Dos rasgos de identidad saltan a la vista al observar, sin prisa, la obra de Guillermo Fornes. Por una parte, el goce –declarado- por el hecho pictórico en sí, por su materialidad e inmanencia; por otra, su portentosa sensibilidad para arbitrar -en el mismo centro de ésta- múltiples referencias y lecturas que se acoplan en la urdimbre de gestos y maniobras performáticas resguardados sobre su superficie. Otra de esas señales igualmente relevante es el hecho de que, sin apostar por una figuración iconográfica concreta, relatora de una experiencia venida de “afuera”, consigue hacer de la pintura un ejercicio de narración conectado –de una manera directa- con su propia experiencia de vida. Una experiencia que sustantiva la idea de que la pintura y el arte no son sólo para sí, sino para los otros. La pintura de Guillermo no resulta del egocentrismo que justifica mucha obra contemporánea. La suya se revela como acto de comunicación en el que el “yo” del artista dialogo con esos “otros” que tienen acceso a su obra. En una ocasión, y con elocuencia extrema, me dijo “me interesa que las personas sientan y se relación con mi obra desde un contexto afectivo bastante amplio”. Y es precisamente esa intención la que se sospecha en su trabajo más reciente.

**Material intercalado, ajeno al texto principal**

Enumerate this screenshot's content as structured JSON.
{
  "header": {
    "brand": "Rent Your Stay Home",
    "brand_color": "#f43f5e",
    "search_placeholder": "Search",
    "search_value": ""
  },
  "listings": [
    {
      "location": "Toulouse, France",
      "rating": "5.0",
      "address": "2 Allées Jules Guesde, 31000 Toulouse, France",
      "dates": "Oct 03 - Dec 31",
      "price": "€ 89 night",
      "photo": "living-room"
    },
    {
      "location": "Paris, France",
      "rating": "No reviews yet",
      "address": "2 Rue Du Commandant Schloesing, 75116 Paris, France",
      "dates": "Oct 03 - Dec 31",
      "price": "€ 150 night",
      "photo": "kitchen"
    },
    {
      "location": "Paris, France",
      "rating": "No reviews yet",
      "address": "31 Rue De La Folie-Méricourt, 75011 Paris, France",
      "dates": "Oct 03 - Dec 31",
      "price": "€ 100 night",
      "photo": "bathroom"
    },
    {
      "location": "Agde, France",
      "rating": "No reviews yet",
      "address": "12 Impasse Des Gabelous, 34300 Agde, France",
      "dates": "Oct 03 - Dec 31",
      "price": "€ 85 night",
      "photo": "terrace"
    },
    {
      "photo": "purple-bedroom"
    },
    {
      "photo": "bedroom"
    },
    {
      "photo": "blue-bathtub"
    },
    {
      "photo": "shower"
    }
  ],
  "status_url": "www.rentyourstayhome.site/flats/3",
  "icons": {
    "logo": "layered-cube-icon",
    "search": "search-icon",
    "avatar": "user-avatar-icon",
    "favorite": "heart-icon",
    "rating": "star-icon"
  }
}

“Biblioteca de Alejandría” es, en toda regla, un ardid alegórico para discursar sobre el concepto ampliado de cultura. La base de esta nueva especulación suya es una mirada, bastante personal e introspectiva, a conceptos culturales que han tenido (o tienen) un carácter fundacional. Estas piezas refuerzan una tesis: el sentido redondeado, ordenado, y al mismo tiempo caótico, de los saberes en expansión. Frente a los impulsos devastadores de una globalización bárbara, del tipo neoliberal y neo-colonialista, Fornes propone pensar la cultura en su estado más puro, como condensación unitaria ante la fragmentación y el extravío, como ejercicio de reconciliación y ámbito de fijación y permanencia.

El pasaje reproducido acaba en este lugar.